Eu dei uma gargalhada, porque sabia que ele não estava dando em cima de mim, era só seu jeito provocador, e ele já tinha total liberdade para qualquer brincadeira.
— Desculpa, Samuel — Respondi. — Eu gosto demais de mulher. Acho até que meu lado feminino é lésbico.

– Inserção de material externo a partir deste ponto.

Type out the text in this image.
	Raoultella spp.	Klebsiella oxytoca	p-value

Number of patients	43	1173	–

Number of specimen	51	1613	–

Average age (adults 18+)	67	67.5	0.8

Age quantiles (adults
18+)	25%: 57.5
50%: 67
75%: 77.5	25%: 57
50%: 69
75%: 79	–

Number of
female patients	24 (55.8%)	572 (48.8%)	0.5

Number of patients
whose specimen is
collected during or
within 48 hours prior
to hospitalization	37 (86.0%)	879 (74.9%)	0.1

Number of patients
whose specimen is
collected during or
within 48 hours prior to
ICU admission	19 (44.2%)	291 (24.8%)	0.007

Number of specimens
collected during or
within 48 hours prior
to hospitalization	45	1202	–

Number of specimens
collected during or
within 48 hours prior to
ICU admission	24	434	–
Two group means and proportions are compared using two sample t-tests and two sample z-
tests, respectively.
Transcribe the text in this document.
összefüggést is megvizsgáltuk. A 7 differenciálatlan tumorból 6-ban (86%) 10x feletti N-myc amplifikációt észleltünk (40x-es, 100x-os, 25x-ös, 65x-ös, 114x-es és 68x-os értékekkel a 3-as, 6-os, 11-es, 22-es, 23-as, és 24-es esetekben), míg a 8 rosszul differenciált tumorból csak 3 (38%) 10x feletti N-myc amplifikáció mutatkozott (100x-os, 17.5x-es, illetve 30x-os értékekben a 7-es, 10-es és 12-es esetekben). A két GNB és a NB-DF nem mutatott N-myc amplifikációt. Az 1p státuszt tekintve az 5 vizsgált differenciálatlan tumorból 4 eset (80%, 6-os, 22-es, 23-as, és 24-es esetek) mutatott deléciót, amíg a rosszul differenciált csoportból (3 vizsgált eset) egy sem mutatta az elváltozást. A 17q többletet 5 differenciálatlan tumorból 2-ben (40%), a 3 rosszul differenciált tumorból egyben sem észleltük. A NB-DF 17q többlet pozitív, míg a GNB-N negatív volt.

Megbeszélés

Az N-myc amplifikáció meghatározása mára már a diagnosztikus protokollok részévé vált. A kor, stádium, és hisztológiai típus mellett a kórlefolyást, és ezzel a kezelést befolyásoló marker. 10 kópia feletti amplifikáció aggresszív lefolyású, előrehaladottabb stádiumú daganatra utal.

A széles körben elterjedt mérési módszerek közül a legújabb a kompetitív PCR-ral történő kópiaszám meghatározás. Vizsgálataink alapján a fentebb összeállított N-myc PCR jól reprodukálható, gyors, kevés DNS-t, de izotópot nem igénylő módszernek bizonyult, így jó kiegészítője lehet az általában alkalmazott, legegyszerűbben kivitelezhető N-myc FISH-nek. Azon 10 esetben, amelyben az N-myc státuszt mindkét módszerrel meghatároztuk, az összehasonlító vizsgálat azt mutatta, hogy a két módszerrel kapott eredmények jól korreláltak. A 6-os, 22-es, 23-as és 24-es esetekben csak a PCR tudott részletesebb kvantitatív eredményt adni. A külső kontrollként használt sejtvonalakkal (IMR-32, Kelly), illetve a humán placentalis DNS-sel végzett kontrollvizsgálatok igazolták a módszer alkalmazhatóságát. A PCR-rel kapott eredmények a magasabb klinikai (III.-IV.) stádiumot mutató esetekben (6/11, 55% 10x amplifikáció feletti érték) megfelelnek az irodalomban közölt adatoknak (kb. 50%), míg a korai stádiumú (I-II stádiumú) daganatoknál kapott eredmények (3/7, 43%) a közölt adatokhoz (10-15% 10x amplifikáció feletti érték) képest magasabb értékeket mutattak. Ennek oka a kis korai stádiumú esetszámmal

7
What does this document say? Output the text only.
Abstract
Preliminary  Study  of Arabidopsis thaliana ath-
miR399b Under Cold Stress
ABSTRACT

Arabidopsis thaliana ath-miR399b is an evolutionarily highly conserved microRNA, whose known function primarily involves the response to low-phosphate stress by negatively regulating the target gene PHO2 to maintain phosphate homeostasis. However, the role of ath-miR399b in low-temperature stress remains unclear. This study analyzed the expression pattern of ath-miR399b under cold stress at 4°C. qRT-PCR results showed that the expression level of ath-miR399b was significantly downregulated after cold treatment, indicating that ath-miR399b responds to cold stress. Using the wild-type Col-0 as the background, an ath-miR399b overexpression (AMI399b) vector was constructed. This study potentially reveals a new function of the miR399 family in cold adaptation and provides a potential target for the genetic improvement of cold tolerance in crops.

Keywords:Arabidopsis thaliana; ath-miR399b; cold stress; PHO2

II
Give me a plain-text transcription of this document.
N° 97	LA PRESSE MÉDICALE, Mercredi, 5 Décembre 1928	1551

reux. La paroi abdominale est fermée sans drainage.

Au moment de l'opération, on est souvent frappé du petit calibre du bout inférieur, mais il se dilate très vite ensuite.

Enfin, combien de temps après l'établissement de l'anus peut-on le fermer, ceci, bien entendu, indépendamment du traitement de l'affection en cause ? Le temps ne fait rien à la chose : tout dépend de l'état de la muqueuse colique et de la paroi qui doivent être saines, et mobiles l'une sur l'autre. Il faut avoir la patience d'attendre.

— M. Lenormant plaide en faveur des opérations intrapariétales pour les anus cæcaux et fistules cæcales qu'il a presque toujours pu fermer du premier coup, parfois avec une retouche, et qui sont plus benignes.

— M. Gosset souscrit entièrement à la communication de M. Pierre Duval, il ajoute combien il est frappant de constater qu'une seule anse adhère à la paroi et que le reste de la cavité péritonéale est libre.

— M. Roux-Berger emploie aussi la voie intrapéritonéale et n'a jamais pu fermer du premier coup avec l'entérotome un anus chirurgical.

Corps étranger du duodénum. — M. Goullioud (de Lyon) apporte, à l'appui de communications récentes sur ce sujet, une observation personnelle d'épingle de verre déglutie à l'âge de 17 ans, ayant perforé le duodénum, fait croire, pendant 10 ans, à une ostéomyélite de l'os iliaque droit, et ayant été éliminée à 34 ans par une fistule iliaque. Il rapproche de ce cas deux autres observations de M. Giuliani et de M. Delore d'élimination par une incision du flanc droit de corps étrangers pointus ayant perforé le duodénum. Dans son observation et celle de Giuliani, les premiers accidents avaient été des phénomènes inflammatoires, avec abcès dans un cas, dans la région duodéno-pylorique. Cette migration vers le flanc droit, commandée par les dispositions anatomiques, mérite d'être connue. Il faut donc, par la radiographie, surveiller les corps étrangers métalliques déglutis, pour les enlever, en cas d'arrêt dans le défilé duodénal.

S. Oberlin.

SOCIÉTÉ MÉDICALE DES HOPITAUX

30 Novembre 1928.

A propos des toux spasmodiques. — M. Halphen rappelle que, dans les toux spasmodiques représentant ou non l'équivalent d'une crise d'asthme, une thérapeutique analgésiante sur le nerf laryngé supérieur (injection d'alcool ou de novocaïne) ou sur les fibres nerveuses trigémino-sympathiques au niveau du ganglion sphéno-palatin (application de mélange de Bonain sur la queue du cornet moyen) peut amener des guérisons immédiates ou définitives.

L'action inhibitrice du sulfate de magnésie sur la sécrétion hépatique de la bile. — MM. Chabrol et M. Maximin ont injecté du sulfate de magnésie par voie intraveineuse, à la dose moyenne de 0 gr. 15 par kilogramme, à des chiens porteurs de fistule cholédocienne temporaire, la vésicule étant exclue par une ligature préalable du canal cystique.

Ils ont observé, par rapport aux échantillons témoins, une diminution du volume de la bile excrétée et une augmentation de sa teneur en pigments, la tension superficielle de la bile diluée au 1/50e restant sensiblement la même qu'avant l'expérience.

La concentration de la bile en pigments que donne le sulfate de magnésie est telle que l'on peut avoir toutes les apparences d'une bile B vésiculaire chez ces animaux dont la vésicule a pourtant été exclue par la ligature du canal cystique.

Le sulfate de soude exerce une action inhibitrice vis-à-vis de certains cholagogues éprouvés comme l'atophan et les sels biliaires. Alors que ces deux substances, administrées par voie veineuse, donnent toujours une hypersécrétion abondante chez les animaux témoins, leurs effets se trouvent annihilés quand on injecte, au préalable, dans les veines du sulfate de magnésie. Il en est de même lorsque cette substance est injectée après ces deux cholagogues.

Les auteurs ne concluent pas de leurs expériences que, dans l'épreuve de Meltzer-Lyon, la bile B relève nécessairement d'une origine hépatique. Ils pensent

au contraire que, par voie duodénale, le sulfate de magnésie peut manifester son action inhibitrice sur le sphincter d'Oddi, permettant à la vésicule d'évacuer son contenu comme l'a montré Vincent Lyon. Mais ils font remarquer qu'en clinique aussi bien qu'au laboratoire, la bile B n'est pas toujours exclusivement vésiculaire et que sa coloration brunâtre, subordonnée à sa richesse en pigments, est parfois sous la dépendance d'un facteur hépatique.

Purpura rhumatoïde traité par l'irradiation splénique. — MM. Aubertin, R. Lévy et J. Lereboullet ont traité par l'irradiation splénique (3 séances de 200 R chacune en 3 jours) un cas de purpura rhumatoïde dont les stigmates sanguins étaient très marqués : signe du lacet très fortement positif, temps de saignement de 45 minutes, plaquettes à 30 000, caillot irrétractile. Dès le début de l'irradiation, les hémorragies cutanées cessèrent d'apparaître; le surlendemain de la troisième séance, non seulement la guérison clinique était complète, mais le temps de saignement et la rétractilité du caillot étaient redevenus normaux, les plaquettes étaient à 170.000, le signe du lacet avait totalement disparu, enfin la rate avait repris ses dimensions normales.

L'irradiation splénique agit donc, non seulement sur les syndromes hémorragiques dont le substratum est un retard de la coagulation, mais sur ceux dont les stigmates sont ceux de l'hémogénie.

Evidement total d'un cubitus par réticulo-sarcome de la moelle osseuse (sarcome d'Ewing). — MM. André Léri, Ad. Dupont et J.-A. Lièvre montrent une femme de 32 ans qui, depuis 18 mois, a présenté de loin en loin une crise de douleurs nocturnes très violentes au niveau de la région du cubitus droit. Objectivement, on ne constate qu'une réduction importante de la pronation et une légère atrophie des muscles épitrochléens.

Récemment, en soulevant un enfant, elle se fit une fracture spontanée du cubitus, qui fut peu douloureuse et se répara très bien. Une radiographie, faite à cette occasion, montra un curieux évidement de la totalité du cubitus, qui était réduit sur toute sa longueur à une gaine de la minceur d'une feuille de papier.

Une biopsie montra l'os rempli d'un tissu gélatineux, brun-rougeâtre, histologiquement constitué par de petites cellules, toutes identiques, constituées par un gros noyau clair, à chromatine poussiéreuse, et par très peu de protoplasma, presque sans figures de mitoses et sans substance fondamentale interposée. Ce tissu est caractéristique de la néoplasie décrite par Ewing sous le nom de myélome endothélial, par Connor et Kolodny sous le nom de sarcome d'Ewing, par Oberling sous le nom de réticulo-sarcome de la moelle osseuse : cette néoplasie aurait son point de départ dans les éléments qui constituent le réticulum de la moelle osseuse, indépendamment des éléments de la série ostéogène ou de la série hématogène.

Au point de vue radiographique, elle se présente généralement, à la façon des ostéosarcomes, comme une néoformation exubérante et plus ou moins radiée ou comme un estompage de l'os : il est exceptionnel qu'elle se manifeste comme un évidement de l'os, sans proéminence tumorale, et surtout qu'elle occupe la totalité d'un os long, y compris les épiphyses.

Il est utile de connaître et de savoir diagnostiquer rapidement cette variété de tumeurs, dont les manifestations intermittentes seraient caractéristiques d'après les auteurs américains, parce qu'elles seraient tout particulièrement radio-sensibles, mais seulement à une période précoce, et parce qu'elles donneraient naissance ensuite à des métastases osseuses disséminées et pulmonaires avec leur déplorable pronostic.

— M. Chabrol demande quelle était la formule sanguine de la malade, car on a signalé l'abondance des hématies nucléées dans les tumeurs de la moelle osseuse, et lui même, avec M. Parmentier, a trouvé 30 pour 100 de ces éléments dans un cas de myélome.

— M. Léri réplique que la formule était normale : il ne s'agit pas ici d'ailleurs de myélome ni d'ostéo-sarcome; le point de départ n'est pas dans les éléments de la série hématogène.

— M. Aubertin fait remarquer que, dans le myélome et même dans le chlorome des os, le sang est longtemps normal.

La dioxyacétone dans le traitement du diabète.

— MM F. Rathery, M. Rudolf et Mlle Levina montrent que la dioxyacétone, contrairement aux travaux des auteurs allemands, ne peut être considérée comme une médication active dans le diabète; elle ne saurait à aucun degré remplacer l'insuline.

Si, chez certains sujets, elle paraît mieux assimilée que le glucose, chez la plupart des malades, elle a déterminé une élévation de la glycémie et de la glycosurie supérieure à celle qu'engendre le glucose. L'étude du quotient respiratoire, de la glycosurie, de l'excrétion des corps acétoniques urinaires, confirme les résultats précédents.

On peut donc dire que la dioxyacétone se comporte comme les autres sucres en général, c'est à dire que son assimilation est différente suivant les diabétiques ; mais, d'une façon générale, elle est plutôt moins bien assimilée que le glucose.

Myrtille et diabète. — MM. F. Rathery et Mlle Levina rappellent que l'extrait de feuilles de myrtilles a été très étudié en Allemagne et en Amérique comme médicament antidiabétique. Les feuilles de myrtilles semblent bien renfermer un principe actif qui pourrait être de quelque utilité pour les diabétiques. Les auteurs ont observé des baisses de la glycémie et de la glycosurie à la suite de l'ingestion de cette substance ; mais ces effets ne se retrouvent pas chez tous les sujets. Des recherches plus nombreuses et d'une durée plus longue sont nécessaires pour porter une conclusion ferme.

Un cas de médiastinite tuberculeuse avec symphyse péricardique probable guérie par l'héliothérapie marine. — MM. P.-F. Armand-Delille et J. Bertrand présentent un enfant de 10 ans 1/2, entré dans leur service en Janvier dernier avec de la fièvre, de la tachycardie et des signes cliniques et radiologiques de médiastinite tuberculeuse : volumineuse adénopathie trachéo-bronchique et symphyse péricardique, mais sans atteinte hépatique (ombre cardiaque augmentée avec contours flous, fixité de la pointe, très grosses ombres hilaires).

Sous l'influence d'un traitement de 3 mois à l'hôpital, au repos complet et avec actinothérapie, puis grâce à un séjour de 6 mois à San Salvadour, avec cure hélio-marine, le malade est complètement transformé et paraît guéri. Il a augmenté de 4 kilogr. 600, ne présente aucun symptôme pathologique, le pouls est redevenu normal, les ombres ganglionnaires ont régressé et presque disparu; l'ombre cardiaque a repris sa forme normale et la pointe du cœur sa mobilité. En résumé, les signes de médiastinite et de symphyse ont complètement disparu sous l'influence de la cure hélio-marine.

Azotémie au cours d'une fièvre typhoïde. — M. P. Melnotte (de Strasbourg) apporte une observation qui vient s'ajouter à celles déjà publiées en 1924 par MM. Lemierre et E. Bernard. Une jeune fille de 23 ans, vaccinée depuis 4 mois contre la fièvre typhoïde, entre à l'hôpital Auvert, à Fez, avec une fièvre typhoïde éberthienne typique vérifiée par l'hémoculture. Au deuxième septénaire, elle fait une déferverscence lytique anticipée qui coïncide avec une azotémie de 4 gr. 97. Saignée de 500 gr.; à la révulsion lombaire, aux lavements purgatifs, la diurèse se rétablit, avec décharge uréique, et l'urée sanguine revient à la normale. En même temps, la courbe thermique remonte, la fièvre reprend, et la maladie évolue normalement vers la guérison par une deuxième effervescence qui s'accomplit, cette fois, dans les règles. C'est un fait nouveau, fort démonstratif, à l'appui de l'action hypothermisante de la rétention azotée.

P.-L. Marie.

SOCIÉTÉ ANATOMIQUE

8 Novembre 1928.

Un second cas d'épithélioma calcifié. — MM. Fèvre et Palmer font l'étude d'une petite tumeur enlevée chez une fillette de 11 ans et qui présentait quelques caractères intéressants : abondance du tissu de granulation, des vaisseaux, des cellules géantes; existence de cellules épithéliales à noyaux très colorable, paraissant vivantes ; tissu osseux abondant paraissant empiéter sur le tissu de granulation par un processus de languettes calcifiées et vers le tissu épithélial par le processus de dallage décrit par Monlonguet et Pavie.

As meninas riram, e eu continuei, olhando para Bia e Sara, fingindo analisar as duas como se estivesse avaliando uma obra de arte:
— Agora… vocês duas juntinhas… isso deve ser uma cena linda de se ver.
Bia tapou o rosto com as mãos, rindo alto. Sara jogou o cabelo pro lado, cheia de pose, como se estivesse topando o desafio.
Samuel gritou:
— EU AVISEI! ESSA TURMA VAI DAR TRABALHO!”
E eu só aproveitei o momento, o caos gostoso, livre, honesto e pensei que talvez a revelação do Samuel sobre Bia, tivesse sido só o primeiro passo para algo muito maior do que eu imaginava.